9) También en estos estados que representan una caída y la pérdida de las posibilidades más altas ofrecidas por la ultratumba, son consideradas, casi diríamos in extremis, acciones para evitar lo peor: en base a un retomarse a sí mismo y al uso de conjuros (fórmulas para "cerrar la matriz de un determinado nacimiento"), o bien en base al hecho de que si se es transportado en un movimiento que ya no se puede detener más, queda aun posible sin embargo guiar en parte tal movimiento. Aun así, también en esas circunstancias, en el campo de estas últimas posibilidades, el frenar la mente, el no ceder a las emociones irresistibles de atracción o de repulsión, las cuales ponen en juego al alma, son indicados como el factor decisivo.

10) Si nuevamente se viene a menos, ello quiere decir que en el alma prevalece la "brama", la sed de vida, de encarnación terrestre. Un último resto de libertad es contemplado para evitar determinados nacimientos. En cada caso, el epílogo se vincula a una situación casi freudiana: en razón de un ciego, turbio apetito, el alma aun desencarnada vería la copia, unida en un amplexo, que deberá generarla. Si la anterior existencia había sido de hombre, ella brama a quien será su madre, si en cambio lo había sido de mujer, a quien será su padre. Ella hace propio el goce de los dos en el orgasmo; con lo cual es atraída en la matriz . Entonces la consciencia es partida, las "aguas" se encierran sobre el caído, el cual " renaciendo muere" hasta que en el nuevo término, con las posibilidades dadas por las nuevas causas que creará, será reconducido ante las mismas pruebas.

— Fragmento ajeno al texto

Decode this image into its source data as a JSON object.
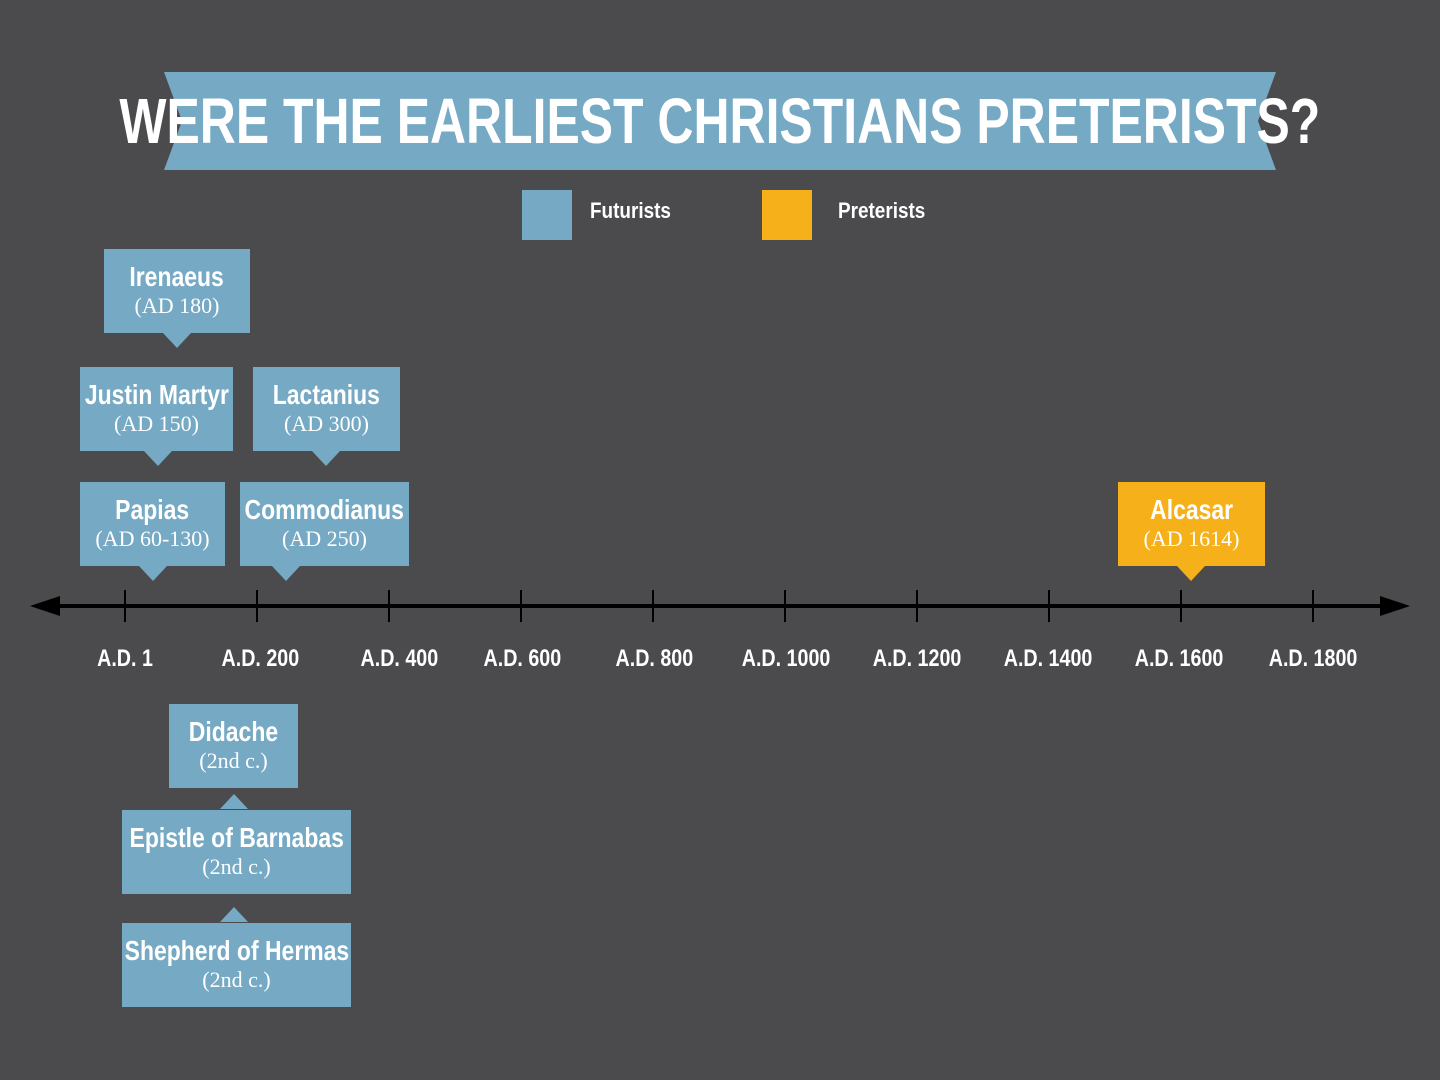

Nuestro texto concuerda en parte con la enseñanza hinduista acerca de las dos vías del post-mortem, la vía divina de quien "no vuelve más", y la denominada "vía de los padres" (con el volver a pulular de una determinada estirpe). Una claridad y lógica no común caracterizan al "Libro tibetano de los Muertos". El mismo deja aparecer el carácter de espantapájaros y de opiáceo presentado por las representaciones comunes religiosas y populares acerca de la ultratumba, con juicios divinos y demás, desmitologizando también el sentido que pueden tener las ideas de paraísos, purgatorios e infiernos.

Es de destacar el especial relieve dado a las cualidades a adquirir estando vivos con adecuadas disciplinas y con el control del propio ánimo, por su utilidad no sólo en esta existencia y proceder a lo largo de la Vía, sino también en la ultratumba en la lucha por el propio destino.